The major focus is avoiding overregulation, which would tend to stifle innovation of the sector.
Naturally, a balanced approach seems to be the ideal way forward. The South African report makes reference to researcher Jan Lansky’s suggestions of country-specific approaches to cryptocurrencies, as seen below.
The classification ranges from 0 to 5, with 0 on one side of the spectrum, where countries completely ignore cryptocurrencies, and 5 is the opposite, where a country has either enforced bans or fully integrated.
According to this measurement system, South Africa registers at level 2, given the paper released by SARS in 2018, which enforced normal income tax rules on cryptocurrencies.
Better compliance is the aim
With this in mind, the working group would like to see South Africa climb further up the level of classification of Lansky’s matrix.
Perhaps most importantly, South Africans don’t have to worry about any impending bans on the use of cryptocurrencies.

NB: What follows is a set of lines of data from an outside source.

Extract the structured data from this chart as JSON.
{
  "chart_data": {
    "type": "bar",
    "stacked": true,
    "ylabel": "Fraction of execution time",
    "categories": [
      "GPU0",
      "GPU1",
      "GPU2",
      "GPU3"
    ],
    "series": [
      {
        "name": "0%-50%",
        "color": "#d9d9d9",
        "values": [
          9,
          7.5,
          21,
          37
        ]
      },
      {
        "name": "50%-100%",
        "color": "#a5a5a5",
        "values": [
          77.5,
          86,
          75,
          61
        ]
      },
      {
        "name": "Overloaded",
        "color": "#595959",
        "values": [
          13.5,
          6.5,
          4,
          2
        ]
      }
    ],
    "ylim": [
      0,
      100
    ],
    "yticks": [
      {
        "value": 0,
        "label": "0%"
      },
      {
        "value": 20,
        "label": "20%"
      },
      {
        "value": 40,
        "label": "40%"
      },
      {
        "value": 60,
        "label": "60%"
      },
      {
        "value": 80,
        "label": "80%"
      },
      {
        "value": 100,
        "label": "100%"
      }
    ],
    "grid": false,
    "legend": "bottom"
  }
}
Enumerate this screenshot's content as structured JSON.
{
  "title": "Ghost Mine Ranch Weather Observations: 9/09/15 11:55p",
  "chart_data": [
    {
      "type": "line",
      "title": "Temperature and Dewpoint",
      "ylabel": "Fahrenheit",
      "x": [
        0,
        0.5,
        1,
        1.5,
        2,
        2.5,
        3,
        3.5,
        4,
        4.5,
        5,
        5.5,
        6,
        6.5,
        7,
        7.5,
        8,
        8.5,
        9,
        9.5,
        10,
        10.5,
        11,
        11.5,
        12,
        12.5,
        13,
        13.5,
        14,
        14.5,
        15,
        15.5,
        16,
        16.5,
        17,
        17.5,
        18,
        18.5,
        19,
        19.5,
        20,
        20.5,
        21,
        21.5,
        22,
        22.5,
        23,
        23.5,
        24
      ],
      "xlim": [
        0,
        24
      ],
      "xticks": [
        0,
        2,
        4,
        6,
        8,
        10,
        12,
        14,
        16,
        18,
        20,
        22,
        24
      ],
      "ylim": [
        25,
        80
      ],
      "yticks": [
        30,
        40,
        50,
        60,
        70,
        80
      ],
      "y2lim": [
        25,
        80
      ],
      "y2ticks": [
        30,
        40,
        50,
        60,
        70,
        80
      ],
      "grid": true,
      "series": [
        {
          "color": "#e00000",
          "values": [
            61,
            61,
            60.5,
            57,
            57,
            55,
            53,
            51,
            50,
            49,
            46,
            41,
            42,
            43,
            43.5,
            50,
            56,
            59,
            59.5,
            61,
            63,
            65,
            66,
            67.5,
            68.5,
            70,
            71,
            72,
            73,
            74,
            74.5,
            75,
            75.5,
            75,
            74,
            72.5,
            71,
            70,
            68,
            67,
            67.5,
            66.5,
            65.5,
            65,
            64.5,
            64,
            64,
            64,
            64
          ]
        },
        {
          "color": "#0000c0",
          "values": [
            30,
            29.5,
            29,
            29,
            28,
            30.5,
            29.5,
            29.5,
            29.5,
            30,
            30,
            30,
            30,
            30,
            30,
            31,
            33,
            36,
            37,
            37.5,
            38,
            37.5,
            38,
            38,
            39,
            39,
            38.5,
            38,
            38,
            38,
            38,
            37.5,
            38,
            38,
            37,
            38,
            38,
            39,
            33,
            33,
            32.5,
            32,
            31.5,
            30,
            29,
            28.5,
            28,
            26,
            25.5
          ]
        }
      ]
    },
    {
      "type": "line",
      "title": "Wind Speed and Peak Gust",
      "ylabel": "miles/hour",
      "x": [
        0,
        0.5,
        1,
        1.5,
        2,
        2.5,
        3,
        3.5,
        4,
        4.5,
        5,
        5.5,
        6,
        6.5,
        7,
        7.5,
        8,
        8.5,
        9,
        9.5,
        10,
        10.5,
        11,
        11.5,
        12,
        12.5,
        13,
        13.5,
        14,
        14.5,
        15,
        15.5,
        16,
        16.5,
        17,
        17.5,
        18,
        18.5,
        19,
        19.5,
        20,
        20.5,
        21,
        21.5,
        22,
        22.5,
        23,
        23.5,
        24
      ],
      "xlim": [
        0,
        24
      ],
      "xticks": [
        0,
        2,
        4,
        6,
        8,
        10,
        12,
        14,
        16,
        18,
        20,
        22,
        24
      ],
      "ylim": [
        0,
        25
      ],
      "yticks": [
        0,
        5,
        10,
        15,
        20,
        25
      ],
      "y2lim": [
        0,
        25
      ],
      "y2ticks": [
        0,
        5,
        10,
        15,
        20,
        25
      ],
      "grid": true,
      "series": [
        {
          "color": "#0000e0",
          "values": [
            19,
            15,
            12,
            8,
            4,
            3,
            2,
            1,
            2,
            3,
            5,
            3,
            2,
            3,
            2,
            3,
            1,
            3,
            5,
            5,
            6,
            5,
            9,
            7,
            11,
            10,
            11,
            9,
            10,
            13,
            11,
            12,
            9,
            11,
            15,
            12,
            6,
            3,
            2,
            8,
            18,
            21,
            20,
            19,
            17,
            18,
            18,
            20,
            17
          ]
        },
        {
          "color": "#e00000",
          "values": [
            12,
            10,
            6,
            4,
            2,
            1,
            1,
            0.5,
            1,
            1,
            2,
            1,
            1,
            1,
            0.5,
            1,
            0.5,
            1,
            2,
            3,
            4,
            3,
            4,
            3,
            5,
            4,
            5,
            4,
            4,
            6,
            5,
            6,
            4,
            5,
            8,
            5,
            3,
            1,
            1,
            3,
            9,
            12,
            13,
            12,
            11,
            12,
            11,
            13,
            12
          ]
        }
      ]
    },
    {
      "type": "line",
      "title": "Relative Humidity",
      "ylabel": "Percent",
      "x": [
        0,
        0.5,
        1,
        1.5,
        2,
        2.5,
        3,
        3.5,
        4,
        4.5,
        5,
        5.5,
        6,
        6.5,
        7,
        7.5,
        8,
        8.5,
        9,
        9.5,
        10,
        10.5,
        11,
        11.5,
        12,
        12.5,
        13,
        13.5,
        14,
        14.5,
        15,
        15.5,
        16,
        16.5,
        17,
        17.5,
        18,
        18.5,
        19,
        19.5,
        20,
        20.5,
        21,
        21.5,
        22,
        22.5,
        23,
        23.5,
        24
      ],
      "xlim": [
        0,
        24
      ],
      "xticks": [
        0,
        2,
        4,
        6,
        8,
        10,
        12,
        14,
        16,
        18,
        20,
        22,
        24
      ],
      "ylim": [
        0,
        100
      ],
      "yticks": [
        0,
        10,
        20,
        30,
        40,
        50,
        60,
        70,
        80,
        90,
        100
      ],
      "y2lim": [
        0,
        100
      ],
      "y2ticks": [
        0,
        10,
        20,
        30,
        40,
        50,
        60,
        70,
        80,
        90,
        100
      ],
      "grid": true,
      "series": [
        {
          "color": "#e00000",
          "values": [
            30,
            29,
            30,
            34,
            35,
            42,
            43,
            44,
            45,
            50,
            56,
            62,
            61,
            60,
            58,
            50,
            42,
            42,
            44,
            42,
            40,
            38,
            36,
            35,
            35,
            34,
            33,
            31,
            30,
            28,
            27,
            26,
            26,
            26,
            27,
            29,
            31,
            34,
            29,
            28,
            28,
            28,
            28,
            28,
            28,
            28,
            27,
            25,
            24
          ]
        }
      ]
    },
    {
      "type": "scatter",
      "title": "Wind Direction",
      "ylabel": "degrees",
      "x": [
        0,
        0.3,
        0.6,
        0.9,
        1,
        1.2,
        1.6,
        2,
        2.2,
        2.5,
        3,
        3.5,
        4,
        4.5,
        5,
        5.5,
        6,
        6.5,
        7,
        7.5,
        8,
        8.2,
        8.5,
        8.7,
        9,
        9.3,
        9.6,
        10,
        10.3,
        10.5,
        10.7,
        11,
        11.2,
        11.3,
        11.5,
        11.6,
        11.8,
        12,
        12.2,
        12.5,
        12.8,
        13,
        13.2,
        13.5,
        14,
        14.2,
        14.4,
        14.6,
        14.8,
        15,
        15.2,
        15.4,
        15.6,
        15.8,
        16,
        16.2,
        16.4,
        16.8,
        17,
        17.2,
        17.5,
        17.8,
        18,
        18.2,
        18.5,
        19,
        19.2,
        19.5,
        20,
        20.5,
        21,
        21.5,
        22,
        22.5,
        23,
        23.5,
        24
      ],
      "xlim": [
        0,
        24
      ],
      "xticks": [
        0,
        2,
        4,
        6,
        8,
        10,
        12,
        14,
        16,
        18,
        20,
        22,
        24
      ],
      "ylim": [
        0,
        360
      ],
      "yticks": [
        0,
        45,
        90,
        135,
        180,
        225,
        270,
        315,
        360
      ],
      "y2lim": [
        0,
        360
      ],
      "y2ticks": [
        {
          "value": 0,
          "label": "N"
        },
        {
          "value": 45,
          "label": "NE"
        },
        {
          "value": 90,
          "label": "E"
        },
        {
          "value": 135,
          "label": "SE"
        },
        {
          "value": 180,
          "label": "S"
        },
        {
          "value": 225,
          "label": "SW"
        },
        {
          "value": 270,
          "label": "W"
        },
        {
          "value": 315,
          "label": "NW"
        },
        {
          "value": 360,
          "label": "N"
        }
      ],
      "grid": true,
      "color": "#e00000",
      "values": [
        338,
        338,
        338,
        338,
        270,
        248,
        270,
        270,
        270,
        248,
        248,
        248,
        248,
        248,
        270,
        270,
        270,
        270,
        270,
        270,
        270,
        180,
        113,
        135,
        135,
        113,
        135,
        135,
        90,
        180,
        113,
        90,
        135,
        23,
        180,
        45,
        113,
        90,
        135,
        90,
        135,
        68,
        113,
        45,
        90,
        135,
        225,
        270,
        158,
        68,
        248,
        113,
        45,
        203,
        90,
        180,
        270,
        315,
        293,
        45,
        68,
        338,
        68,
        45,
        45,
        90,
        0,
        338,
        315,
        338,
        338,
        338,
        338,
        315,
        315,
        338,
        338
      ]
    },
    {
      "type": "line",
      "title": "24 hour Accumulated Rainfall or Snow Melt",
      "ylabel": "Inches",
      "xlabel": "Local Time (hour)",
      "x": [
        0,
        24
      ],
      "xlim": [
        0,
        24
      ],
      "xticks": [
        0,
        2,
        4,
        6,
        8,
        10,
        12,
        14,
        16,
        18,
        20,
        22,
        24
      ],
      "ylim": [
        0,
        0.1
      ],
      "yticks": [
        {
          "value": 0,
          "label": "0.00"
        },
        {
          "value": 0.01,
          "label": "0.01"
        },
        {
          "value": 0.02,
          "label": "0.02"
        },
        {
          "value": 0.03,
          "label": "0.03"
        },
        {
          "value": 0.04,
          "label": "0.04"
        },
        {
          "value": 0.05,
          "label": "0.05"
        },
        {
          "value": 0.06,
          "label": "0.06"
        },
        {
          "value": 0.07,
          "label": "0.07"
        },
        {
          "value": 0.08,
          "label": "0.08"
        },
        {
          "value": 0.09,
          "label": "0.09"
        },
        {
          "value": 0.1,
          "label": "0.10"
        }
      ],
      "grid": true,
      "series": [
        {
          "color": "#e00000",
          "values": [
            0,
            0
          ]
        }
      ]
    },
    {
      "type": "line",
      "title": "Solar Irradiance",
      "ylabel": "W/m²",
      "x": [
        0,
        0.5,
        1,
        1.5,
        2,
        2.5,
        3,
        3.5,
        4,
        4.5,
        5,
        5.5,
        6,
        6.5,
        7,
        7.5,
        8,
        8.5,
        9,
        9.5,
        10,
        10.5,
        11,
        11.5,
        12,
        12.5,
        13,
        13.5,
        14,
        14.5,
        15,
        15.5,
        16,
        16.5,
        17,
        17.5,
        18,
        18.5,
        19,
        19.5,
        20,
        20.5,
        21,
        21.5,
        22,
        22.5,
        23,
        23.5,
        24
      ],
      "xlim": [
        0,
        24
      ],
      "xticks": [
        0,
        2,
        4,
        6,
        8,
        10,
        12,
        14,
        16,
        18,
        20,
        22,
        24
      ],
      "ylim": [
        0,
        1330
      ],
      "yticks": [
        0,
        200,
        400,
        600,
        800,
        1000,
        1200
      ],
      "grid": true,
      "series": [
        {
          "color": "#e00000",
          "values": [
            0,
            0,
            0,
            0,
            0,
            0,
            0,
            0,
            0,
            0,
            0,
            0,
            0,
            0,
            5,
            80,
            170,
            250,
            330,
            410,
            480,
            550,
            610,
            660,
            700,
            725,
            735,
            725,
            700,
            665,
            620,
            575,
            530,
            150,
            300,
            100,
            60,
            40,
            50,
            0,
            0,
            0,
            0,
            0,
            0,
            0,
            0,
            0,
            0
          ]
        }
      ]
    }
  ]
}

The working group made in clear that there were no plans to ban the buying, selling or holding of cryptocurrency.
The report concedes that a certain level of regulation is needed. To this end, specific requirements will be set out to meet Anti-Money Laundering/Combating the Financing of Terrorism (AML/CFT) standards.
Positive response in South Africa
The report seems to have been met with positive responses in South Africa. According to Marius Reitz, Luno’s South Africa country manager, the daily volumes have exceeded 1,200 BTC per day on its South African exchange in recent months:
“These numbers demonstrate the growing adoption of cryptocurrencies in South Africa and across the globe and reinforces our aim of upgrading the world to a better financial system.”
Reacting to the SARB report, Reitz said consumers in the country will have peace of mind knowing cryptocurrency service providers are being held to certain standards:
“SARB is taking an activity-based approach, meaning they are not proposing to regulate cryptocurrency itself but rather those persons or entities that provide services involving virtual assets.”
Reitz also noted the importance of the implementing requirements to meet AML/CFT standards, as well as the overall positive influence that well-balanced regulation could have for the sector:
“This will help keep out fraudsters and other operators with low concern (or capabilities) to keep customer information and money safe. We’ve seen that regulation in the industry can have a very positive impact. Imposing regulations in South Africa (and across the world) will enhance general trust in and stability of the market. It may also result in even more talent and investment capital flowing into the industry, unlocking more business models and bringing more advanced products to market.”
James, who has been involved in the space for the past five years. He suggests that the move is a balanced approach that protects conventional financial institutions and consumers while not impeding on the use of cryptocurrencies:
“Having carefully read through SARB’s consulting paper on regulating crypto assets in South Africa, it’s clear to me that they want to be as progressive as possible without hindering and infringing on the security of South Africa’s central banks.
“Despite them trying to mitigate the risk, and trying to remain as traditional as possible in terms of fiat, centralised monetary systems, they are still being progressive in their approach to crypto assets.”
South Africans have until Feb. 15, 2019 to provide input on the proposed way forward by the South African Reserve Bank.